As open source reaches critical mass within healthcare, an even greater milestone will be reached – broadly accepted standards for codes, such as how information is structured, defined and exchanged. This common foundation will speed the realization of interoperability between all systems within a healthcare enterprise.

As the number of developers examining code increases, the quantity of improvements achieved also rises – and these advancements are obtained more readily.

Healthcare payers have an equally strong need for interoperability supplied by open source solutions. Whether the healthcare IT application is claims processing, billing administration or customer-service management, each solution should function seamlessly with the existing heterogeneous environment to maximize efficiencies, control costs and ensure better health outcomes. The ability to customize interfaces and integrate disparate healthcare IT systems enables payers to directly access necessary healthcare data to optimize health plan designs, resulting in such additional benefits as successful patient (or member) interventions and measurable improvements in workforce productivity.

In the 1999-2001 timeframe, there were several notable open source failures and the technology failed to gain traction among healthcare IT decision-makers. Since that time, many factors have changed, including the technology’s evolution into a stable platform and the growth of an active open source community of developers.

The healthcare industry overall has also embraced the culture of collaboration in other areas, as regions and states deploy health information exchanges, the definition of which echoes the mission of open source: transparent information sharing, interoperability between technologies, minimal cost and maximum results. Additionally, the open source community could be seen as a mirror of the evidence-based medicine community that honors the process of peer review and seamless data exchange to promote improved outcomes.

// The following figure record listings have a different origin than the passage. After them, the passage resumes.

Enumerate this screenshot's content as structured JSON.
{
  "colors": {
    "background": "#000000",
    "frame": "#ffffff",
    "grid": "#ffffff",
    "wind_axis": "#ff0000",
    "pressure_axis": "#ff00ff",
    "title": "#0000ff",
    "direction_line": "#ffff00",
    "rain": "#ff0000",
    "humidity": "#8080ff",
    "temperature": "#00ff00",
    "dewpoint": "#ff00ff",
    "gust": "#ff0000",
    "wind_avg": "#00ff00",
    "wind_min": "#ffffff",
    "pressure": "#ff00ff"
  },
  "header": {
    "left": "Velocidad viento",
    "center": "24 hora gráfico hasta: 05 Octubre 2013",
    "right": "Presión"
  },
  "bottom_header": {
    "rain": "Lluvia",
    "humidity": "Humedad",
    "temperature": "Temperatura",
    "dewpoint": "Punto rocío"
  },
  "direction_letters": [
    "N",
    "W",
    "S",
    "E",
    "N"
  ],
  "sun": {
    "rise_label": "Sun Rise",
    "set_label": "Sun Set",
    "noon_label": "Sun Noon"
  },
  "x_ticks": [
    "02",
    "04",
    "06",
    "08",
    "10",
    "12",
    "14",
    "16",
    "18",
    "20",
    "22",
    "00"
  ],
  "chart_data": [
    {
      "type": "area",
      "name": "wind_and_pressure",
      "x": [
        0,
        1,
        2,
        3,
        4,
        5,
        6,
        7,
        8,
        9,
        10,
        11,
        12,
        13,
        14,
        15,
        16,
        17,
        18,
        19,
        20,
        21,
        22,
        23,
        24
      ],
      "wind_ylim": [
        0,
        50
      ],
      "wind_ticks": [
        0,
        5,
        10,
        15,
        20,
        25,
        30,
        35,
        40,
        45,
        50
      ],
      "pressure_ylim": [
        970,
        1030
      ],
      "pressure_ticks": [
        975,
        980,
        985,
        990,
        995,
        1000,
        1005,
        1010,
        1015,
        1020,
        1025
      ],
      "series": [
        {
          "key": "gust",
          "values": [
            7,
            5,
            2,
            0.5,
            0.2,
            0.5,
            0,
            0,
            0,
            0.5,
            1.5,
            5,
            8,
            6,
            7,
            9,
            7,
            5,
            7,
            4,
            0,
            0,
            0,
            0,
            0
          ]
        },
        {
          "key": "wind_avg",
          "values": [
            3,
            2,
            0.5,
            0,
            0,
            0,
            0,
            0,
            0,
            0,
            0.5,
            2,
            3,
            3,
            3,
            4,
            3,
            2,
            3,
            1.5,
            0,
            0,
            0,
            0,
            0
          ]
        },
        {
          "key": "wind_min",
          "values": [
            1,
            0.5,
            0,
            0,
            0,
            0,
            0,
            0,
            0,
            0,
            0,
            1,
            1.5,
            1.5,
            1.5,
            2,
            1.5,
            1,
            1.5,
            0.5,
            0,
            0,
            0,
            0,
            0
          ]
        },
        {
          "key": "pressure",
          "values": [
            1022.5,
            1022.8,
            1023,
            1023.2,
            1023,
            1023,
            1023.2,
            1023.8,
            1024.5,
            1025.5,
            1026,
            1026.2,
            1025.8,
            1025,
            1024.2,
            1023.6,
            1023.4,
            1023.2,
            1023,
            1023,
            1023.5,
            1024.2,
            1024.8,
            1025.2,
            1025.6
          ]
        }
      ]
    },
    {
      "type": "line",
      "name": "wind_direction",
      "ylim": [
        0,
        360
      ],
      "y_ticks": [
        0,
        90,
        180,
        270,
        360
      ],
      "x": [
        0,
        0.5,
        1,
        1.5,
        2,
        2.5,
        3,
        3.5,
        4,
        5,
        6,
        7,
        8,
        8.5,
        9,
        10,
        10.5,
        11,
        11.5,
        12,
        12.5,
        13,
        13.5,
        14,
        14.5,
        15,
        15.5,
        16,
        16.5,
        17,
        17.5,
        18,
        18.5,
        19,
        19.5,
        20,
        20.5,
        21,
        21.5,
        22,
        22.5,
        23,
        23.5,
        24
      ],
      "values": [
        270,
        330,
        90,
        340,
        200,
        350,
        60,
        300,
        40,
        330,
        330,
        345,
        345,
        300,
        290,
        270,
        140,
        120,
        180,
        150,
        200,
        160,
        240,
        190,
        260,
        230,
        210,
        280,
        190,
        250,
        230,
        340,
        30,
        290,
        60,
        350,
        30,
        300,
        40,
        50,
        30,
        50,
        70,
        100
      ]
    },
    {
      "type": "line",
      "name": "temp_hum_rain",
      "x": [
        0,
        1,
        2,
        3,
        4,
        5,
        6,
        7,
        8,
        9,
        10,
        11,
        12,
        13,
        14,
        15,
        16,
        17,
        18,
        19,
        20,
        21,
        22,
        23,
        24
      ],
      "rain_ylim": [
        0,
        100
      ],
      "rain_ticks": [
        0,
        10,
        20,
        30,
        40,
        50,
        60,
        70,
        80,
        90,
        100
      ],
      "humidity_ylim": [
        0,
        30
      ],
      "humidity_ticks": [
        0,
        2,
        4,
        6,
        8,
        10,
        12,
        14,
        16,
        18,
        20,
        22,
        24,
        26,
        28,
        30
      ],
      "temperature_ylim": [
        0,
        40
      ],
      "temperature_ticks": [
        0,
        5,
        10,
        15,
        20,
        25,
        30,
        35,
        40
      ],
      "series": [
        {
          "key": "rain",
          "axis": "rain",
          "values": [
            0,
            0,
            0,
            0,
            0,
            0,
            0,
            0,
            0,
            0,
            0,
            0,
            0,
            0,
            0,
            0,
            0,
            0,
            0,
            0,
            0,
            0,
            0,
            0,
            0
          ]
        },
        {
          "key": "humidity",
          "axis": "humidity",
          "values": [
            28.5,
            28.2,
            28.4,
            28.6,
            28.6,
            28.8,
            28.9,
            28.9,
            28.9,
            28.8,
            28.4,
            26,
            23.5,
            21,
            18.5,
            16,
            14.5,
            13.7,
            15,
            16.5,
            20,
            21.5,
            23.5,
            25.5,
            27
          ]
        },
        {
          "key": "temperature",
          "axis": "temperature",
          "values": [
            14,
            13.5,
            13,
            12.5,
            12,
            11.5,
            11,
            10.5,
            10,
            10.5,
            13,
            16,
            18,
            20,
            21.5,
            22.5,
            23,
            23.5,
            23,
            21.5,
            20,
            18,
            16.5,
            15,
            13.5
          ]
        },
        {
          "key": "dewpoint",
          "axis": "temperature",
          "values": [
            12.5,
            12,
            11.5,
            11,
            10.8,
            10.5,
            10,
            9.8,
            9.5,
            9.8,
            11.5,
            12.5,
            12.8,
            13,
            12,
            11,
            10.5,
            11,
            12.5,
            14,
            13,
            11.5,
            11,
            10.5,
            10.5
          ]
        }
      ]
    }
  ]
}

Executives are embracing open source technology into their previously proprietary-dominated ecosystems. In the IDC survey, almost 60 percent of respondents said their company increased spending on open source in 2007 as a relative percentage of IT spending. To support that investment, respondents anticipated that spending on quality assurance, testing and certification of open source solutions would grow 150 percent from 2007 to 2008.

The largest open source success story within healthcare to date is the U.S. Department of Veterans Affairs’ development and deployment of VistA, a platform that powers various clinical and medical-delivery systems at hundreds of healthcare facilities of all sizes across the United States. One of the biggest perceived negatives cited by open source naysayers is the expanded security risks. As the number of developers examining code increases, however, the quantity of improvements achieved also rises – and these advancements are obtained more readily.

This strategy has even been used in a similar manner by Microsoft, which challenged some of the world’s most acknowledged computer experts to hack into Vista during its development period. With a large, active open source community focused on optimizing code, the results should supersede that which would be obtained by the limited resources of any given vendors’ IT development team.

Low-cost, high-value, open source technology levels the healthcare playing field, offering all stakeholders an equal opportunity to access leading-edge solutions that deliver secure access to patient data and enhance the efficiency of healthcare delivery. With President Obama’s declared support for open source technology, greater adoption is anticipated as the country drives toward ubiquitous electronic health records in the next five years. As such, the industry will keep close tabs on the administration’s and Congress’ reaction to the recently published recommendations by HIMSS that suggest using CCHIT certifications as a prerequisite for obtaining federal funding and incentives, which could slow the expansion of open source within healthcare.

Bruce Ralston is the chief technology officer of Eldorado, an MphasiS company, Phoenix.